Wednesday, October 26, 2016
Book Review: The Pier Falls
If I were to compare the craft of writing to the field of architecture, I’d say that Mark Haddon is like the Frank Lloyd Wright of the literary world. His writing is modern and graceful with some experimental elements, but it’s always structurally sound and high quality. Haddon is most well known for his 2003 book The Curious Incident of the Dog In The Night-Time, but he’s been publishing his work for over two decades and has a number of titles for both adults and children. His latest book is a collection of short stories called The Pier Falls and Other Stories.
The issue with many short story collections is the lack of relationship the stories have to one another. Sometimes I feel like a shopper at a bargain bin when I read these types of books, wondering if the contents of the bin even came from the same source. However, this collection holds together through several underlying themes, as well as the consistency of the writing. Haddon takes the reader to an equilibrium on the edge between mythology and modernity, showing the transcendence of the human experience through his characters. There’s a rational-spiritual dichotomy peeking through the prose at numerous points, but the text always feels real.
Because these are short stories, a number of different themes are explored in different settings. For example, in the title piece The Pier Falls the author explores tragedy by showing us both the horrible and the absurd manifested side by side as a pier collapses into the ocean. Individuals grasp for life or succumb to death as a Strauss recording continues to play over loudspeakers during the event, reminding victims that life will waltz on with or without them.
In the story The Island, we’re given a re-telling of Ariadne’s final days on the island of Dias. Unlike Homer’s Odyssey, this version is in first person and we get to hear Ariadne process the events leading up to her death as she struggles for survival.
The theme of Loneliness also comes up in several of the pieces, with each story examining a different facet of it.
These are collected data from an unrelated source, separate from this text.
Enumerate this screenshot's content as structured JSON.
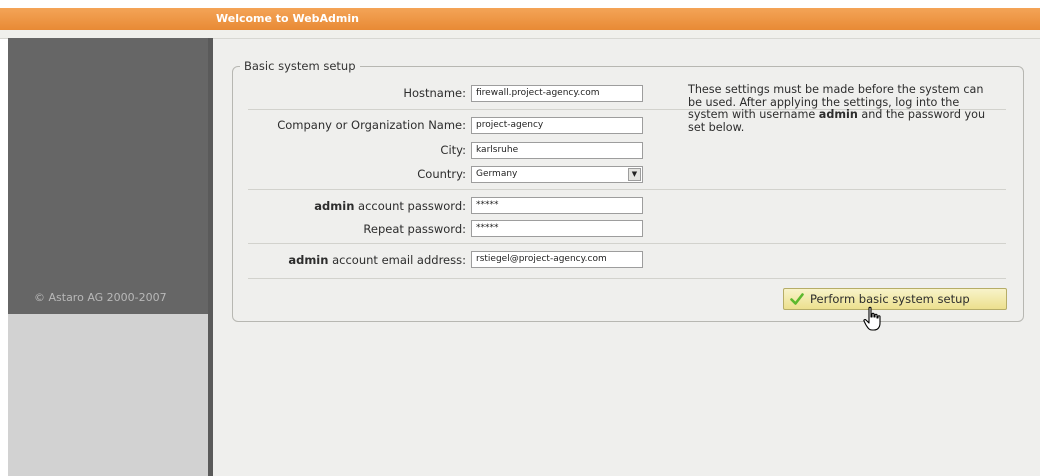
{
  "header": {
    "title": "Welcome to WebAdmin"
  },
  "sidebar": {
    "copyright": "© Astaro AG 2000-2007"
  },
  "form": {
    "legend": "Basic system setup",
    "hostname": {
      "label": "Hostname:",
      "value": "firewall.project-agency.com"
    },
    "company": {
      "label": "Company or Organization Name:",
      "value": "project-agency"
    },
    "city": {
      "label": "City:",
      "value": "karlsruhe"
    },
    "country": {
      "label": "Country:",
      "value": "Germany"
    },
    "admin_password": {
      "label_bold": "admin",
      "label_rest": " account password:",
      "value": "*****"
    },
    "repeat_password": {
      "label": "Repeat password:",
      "value": "*****"
    },
    "admin_email": {
      "label_bold": "admin",
      "label_rest": " account email address:",
      "value": "rstiegel@project-agency.com"
    },
    "info": {
      "part1": "These settings must be made before the system can be used. After applying the settings, log into the system with username ",
      "bold": "admin",
      "part2": " and the password you set below."
    },
    "submit_label": "Perform basic system setup"
  },
  "colors": {
    "header_orange": "#e88a35",
    "sidebar_dark": "#666666",
    "button_yellow": "#ece08e",
    "check_green": "#5cb82e"
  },
  "icons": {
    "submit": "checkmark-icon",
    "pointer": "hand-cursor-icon",
    "dropdown": "dropdown-arrow-icon"
  }
}
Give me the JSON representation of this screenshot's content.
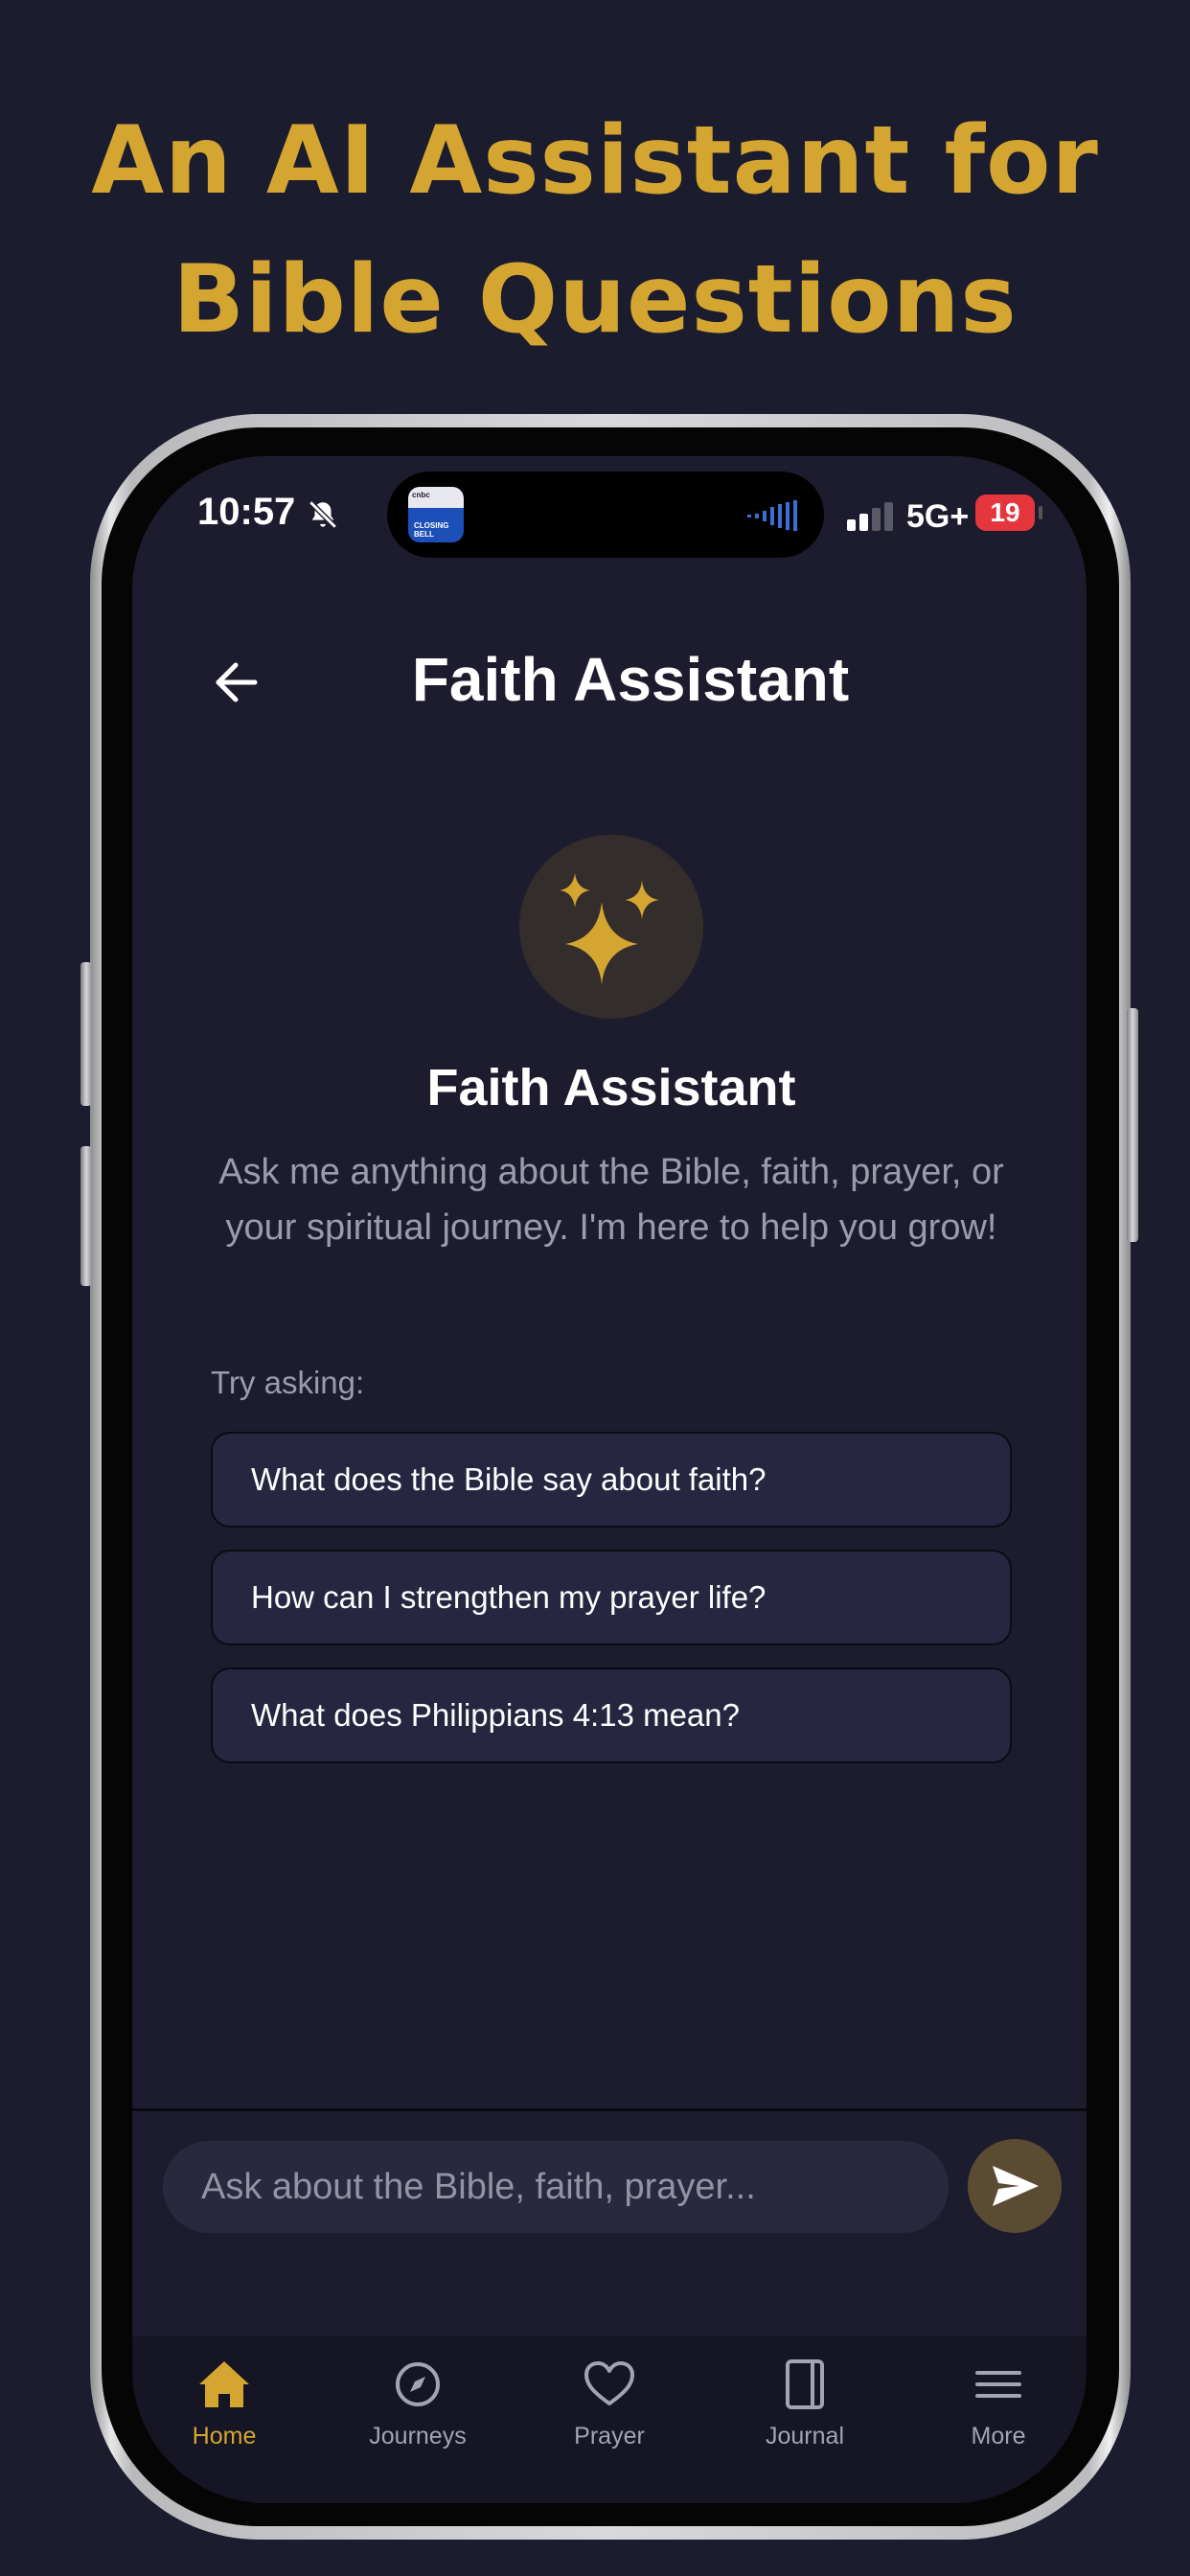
{
  "promo": {
    "line1": "An AI Assistant for",
    "line2": "Bible Questions"
  },
  "status_bar": {
    "time": "10:57",
    "activity_app_text": "CLOSING BELL",
    "activity_app_brand": "cnbc",
    "network": "5G+",
    "battery": "19"
  },
  "header": {
    "title": "Faith Assistant"
  },
  "hero": {
    "title": "Faith Assistant",
    "description": "Ask me anything about the Bible, faith, prayer, or your spiritual journey. I'm here to help you grow!"
  },
  "suggestions": {
    "label": "Try asking:",
    "items": [
      "What does the Bible say about faith?",
      "How can I strengthen my prayer life?",
      "What does Philippians 4:13 mean?"
    ]
  },
  "composer": {
    "placeholder": "Ask about the Bible, faith, prayer..."
  },
  "tabs": [
    {
      "label": "Home",
      "icon": "home-icon",
      "active": true
    },
    {
      "label": "Journeys",
      "icon": "compass-icon",
      "active": false
    },
    {
      "label": "Prayer",
      "icon": "heart-icon",
      "active": false
    },
    {
      "label": "Journal",
      "icon": "journal-icon",
      "active": false
    },
    {
      "label": "More",
      "icon": "menu-icon",
      "active": false
    }
  ],
  "colors": {
    "background": "#1b1c2e",
    "accent_gold": "#d4a531",
    "card": "#262641",
    "muted_text": "#9b9cab"
  }
}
We see the complexity of human relationships as circumstances and situations molds these bonds. A particular experience may have a lasting impact which can bring people together or tear them apart from one another or themselves.
In The Woodpecker and The Wolf a woman goes to space to escape relationships, but then becomes pregnant. The space mission encounters troubles and the woman watches the other astronauts perish, including the baby’s father. The struggle for survival and the new life for which she now feels responsible causes her to reassess her relationships and what she valued in them.
Diazepam makes an appearance in several of the pieces, acknowledging our modern tendency to self-medicate. This theme of self-medicating is explored more fully in the story titled Bunny, in which a morbidly obese man feels that his hunger and disappointment are more painful than the consequences of his overeating, and so he eats. Lots.
Haddon is a modern writer that I strongly recommend to many would-be writers. His style is modern, functional, and graceful without being ostentatious. His work definitely falls under the label of "literary" and shows remarkable facility to move back and forth between verb tenses keeps the reader centered on the story without feeling the jerk between past and present. His characters are complex but not over-explained or overtly obvious. The plots are cultivated in such a manner as to appear natural and yet perfectly manicured at the same time. Writing should always reflect life, but literary writing uses language and plot structure to explore it more fully. Haddon accomplishes that in these stories.
Several of the pieces in The Pier Falls have been previously published in literary journals, so if you’re reluctant to plunge into the whole book you can find a few of these stories online. Whether you read a sample of these stories online or purchase the entire book is up to you. Regardless, I encourage individuals looking for some great modern fiction to read them. The writing feels effortless, as good writing should, but afterwards it also causes me to marvel at how well it’s put together. It’s the sort of book that easily gets me on the train without me first asking where it will go or when it will arrive. I know that I’ll enjoy the ride, and the scenery will be worth my time.